If I use real physical network cards (e.g. enp3s0 + enp4so) instead of the ovs internal nic everything worked as expected ..
To reproduce this problem easily do the following ...
Boot with network access from lubuntu-noble-24.04.2 iso image (beta versions of Ubuntu quenting do the same)..Login ...
Install openvswitch + lxc
apt update && apt upgrade -y
apt install lxc1 lxcfs openvswitch-switch
Create two bridges (lxc-br0, lxc-br1) with each owns one internal device (lxc-lan0, lxc-lan1)
ovs-vsctl add-br lxc-br0
ovs-vsctl add-br lxc-br1
ovs-vsctl add-port lxc-br0 lxc-lan0 -- set interface lxc-lan0 type=internal
ovs-vsctl add-port lxc-br1 lxc-lan1 -- set interface lxc-lan1 type=internal
Create new lxc under /lxc/noble by using the download template
mkdir /lxc
cd /lxc
lxc-create -n noble -P /lxc -tdownload
cd /var/lib/lxc
ln -s /lxc/noble noble
Edit /lxc/noble/config and replace network setup as follow
lxc.net.0.type = phys
lxc.net.0.link = lxc-lan0
lxc.net.0.flags = up
lxc.net.1.type = phys
lxc.net.1.link = lxc-lan1
lxc.net.1.flags = up
Then start lxc-start noble to reach the error. For example by doing
rm -rf /tmp/lxc_trace.log;lxc-start noble -l trace -o /tmp/lxc_trace
=> what happens is, that lxc renames lxc-lan0 and lxc-lan1, moves the renamed interface to the lxc-network namespace and then informs the client (running in lxc - namespace) about this new devices.
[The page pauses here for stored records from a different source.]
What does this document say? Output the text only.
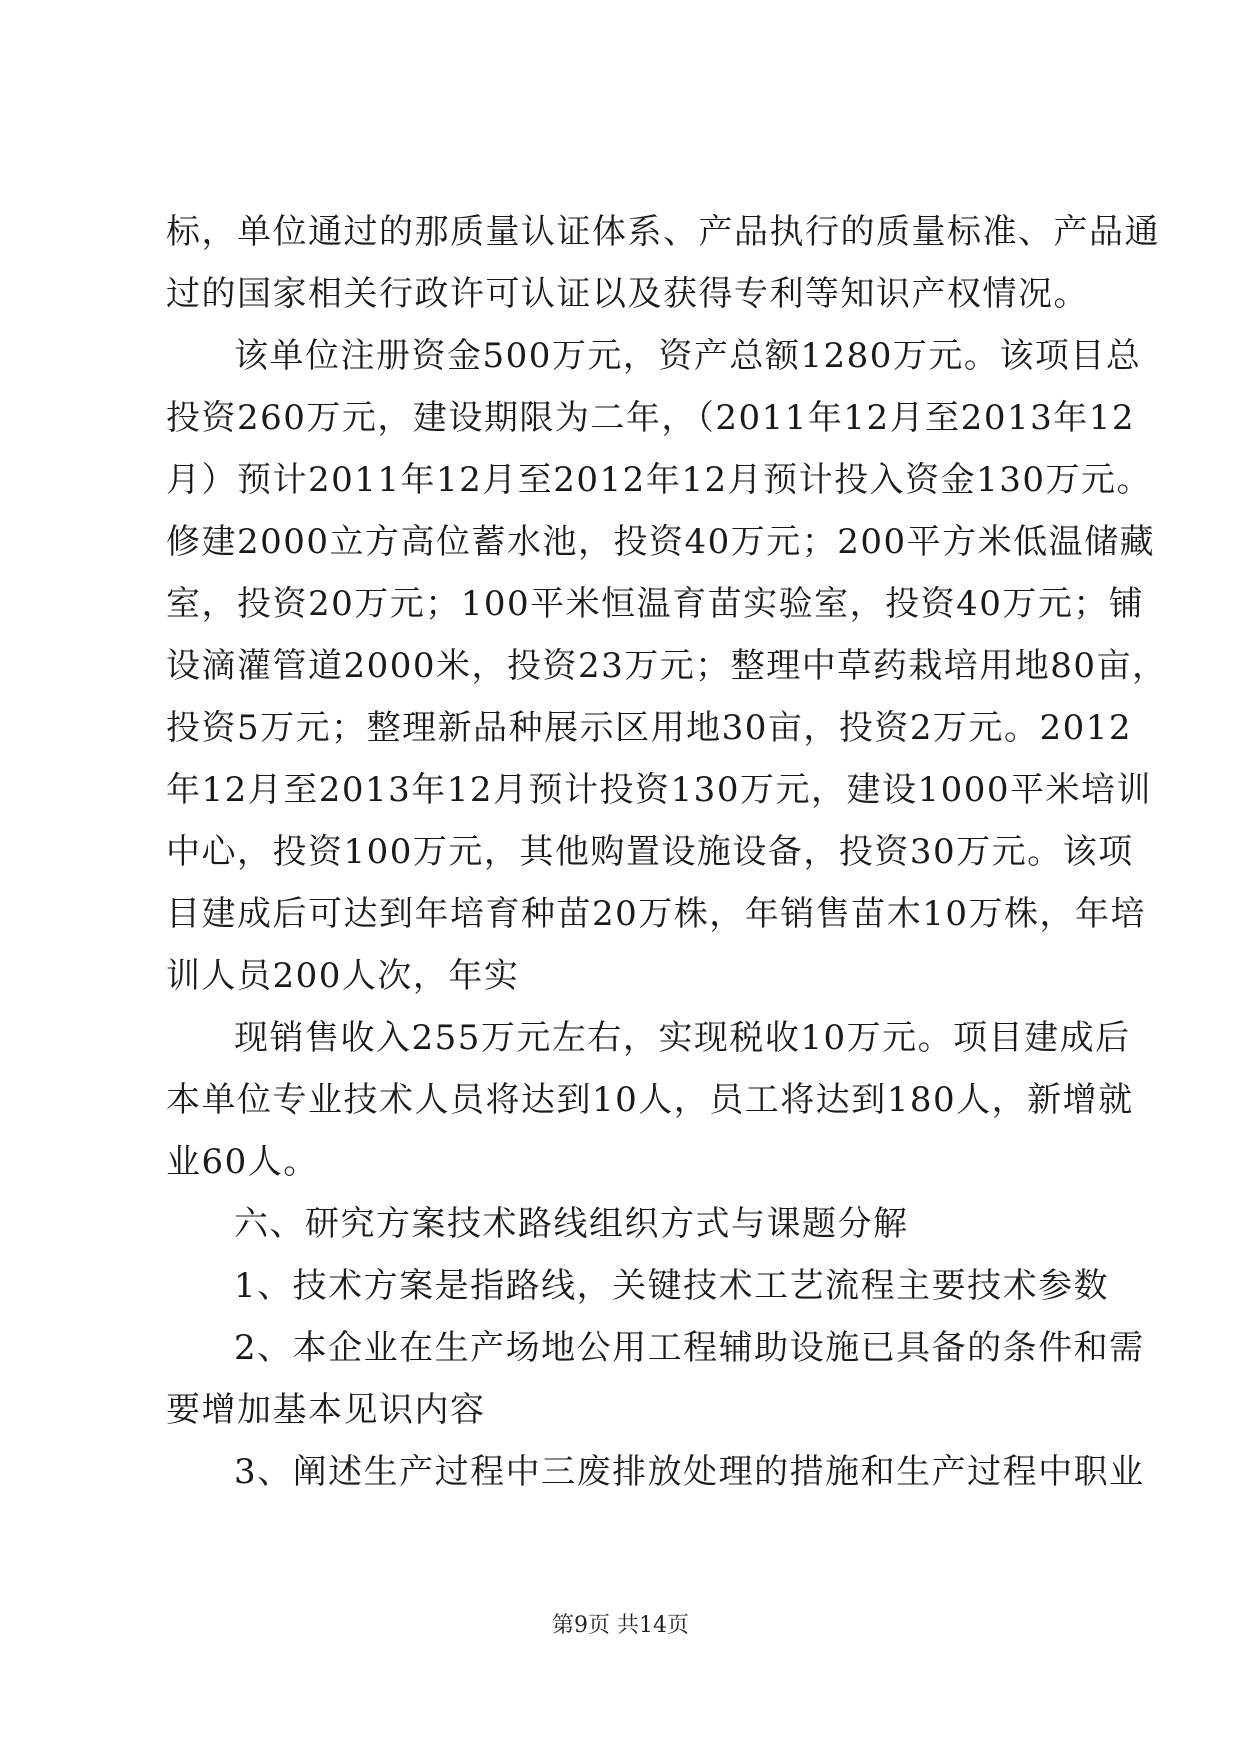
标，单位通过的那质量认证体系、产品执行的质量标准、产品通
过的国家相关行政许可认证以及获得专利等知识产权情况。
该单位注册资金500万元，资产总额1280万元。该项目总
投资260万元，建设期限为二年，（2011年12月至2013年12
月）预计2011年12月至2012年12月预计投入资金130万元。
修建2000立方高位蓄水池，投资40万元；200平方米低温储藏
室，投资20万元；100平米恒温育苗实验室，投资40万元；铺
设滴灌管道2000米，投资23万元；整理中草药栽培用地80亩，
投资5万元；整理新品种展示区用地30亩，投资2万元。2012
年12月至2013年12月预计投资130万元，建设1000平米培训
中心，投资100万元，其他购置设施设备，投资30万元。该项
目建成后可达到年培育种苗20万株，年销售苗木10万株，年培
训人员200人次，年实
现销售收入255万元左右，实现税收10万元。项目建成后
本单位专业技术人员将达到10人，员工将达到180人，新增就
业60人。
六、研究方案技术路线组织方式与课题分解
1、技术方案是指路线，关键技术工艺流程主要技术参数
2、本企业在生产场地公用工程辅助设施已具备的条件和需
要增加基本见识内容
3、阐述生产过程中三废排放处理的措施和生产过程中职业
第9页 共14页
The client often is not able to find this renamed interface !!
This error is statistical, which means starting the lxc several times it sometime just works !
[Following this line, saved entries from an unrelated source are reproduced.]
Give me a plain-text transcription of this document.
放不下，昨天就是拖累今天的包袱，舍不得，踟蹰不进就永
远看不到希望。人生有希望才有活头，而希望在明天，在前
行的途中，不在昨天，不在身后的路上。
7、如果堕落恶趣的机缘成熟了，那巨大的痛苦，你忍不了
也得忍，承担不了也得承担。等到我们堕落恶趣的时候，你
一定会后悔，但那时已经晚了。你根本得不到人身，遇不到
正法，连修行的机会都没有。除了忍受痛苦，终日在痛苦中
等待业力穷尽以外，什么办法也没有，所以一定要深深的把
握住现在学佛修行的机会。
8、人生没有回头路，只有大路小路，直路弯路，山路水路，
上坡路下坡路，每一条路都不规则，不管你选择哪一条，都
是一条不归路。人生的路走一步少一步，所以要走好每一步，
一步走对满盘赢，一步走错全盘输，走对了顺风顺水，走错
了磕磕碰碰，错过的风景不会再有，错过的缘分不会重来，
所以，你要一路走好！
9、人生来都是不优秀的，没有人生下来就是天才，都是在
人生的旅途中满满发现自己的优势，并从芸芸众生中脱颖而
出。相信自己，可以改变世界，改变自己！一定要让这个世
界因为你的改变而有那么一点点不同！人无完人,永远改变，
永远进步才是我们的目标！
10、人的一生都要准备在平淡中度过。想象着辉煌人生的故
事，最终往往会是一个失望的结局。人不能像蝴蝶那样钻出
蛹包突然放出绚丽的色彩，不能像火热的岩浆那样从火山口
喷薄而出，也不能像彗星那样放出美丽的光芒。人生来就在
If you "grep network /tmp/lxc_trace" you can easily see the problem ...
Since it works with real Ethernet cards, I think there is maybe a timing / recognition problem while searching
the renamed card in the net lxc network namespace ! ?
Using older releases (2.X) the problems rarely happen
I use a clustered hierarchical layout (Phys-Server, QEMU-VM (build HA cluster), lxc as HA resource) in real life,
but to reproduce the problem the above showed test is more simple !!